No Fault Insurance
Auto insurance providers in all 50 states offer automobile insurance in accordance with applicable state laws. Currently, there are only 12 states in the country, no fault states, in which no fault insurance policies are available. The other states operate under an alternative arrangement known as tort insurance. What is the difference?
Most precisely, the term "No Fault" refers to auto insurance coverage that will pay for the medical expenses and specific risks identified in the policy that are incurred in an accident regardless of who is responsible or "At Fault" for the accident. The insured party is held harmless, or indemnified, against any additional claims, such as physical damage or liability claims made by an injured party. He or she cannot be sued or held liable for additional losses.
In fact, absolute no fault insurance does exist. Nevertheless, the term is commonly used to describe policies in which the insured party, and only the insured party, is indemnified against medical liability claims made by the injured party. He or she is still liable for physical damages. In effect, these policies do not extend to total coverage and could rightly be called no fault medical coverage. The policy does protect the policy holder from liability even if she is responsible, but only for that particular category.

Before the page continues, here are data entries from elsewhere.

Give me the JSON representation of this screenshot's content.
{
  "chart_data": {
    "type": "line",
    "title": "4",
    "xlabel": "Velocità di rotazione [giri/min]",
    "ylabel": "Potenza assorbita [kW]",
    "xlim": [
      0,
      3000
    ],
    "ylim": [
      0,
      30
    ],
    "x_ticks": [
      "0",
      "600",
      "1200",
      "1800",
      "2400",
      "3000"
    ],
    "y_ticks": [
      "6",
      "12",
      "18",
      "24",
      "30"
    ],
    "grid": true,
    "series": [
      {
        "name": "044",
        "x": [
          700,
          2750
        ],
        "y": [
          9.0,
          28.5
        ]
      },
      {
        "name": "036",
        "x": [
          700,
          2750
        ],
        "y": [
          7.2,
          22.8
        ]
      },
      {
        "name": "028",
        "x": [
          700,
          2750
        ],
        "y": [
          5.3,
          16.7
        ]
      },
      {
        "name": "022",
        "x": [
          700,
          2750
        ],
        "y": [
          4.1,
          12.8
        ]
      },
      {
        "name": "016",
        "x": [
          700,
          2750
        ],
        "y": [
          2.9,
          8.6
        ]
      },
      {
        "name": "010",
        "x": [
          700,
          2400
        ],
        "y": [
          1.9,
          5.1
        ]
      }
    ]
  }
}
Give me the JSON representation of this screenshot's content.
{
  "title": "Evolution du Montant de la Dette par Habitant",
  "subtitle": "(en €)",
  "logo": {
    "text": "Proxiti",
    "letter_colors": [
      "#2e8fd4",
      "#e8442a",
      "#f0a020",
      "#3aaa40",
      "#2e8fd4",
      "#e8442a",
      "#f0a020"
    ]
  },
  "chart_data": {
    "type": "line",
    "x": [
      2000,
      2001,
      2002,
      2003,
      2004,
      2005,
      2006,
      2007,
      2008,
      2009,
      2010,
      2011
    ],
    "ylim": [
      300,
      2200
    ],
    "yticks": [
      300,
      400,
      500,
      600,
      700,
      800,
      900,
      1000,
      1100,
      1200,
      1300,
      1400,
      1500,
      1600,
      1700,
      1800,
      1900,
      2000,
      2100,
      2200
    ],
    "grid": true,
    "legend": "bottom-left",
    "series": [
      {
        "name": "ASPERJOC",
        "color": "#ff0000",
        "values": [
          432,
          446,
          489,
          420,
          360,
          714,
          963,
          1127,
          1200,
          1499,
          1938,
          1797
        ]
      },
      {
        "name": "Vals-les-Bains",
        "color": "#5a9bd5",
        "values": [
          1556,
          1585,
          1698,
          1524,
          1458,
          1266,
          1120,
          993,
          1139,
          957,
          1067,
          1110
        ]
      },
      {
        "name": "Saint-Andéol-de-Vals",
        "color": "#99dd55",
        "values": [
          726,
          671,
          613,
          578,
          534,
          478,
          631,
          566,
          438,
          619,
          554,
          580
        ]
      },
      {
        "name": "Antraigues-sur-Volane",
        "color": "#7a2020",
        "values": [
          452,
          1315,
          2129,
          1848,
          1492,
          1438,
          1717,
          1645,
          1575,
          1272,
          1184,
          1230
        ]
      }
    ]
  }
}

The other type of automobile insurance is tort insurance and is available in all of the remaining 38 states. Under this type of coverage, the person who is determined to be the responsible party in an accident is also potentially liable for paying other costs incurred by the injured party as an immediate result of the event or arising later. Such associated injuries may include lost wages, physical damages, emotional damage and more. The specifics depend on whether the insured carries full or limited tort coverage.
Full tort insurance allows the policy holder to sue the responsible party for any and all perceived injuries. It is up to the legal system to determine if the claims are justified and if so, to determine the amount of compensation reasonably due the claimant. Limited tort coverage restricts the ability of the insured party to claim compensation only for what are considered to be serious injuries sustained in the accident, not for peripheral issues such as pain and suffering. It is important to understand that the court has the right to define exactly what constitutes a serious injury and does so in very narrow and specific terms. The consumer may request either type of tort insurance based on his needs.
Being properly insured is important. To be informed of the options is the best way to get the right auto insurance.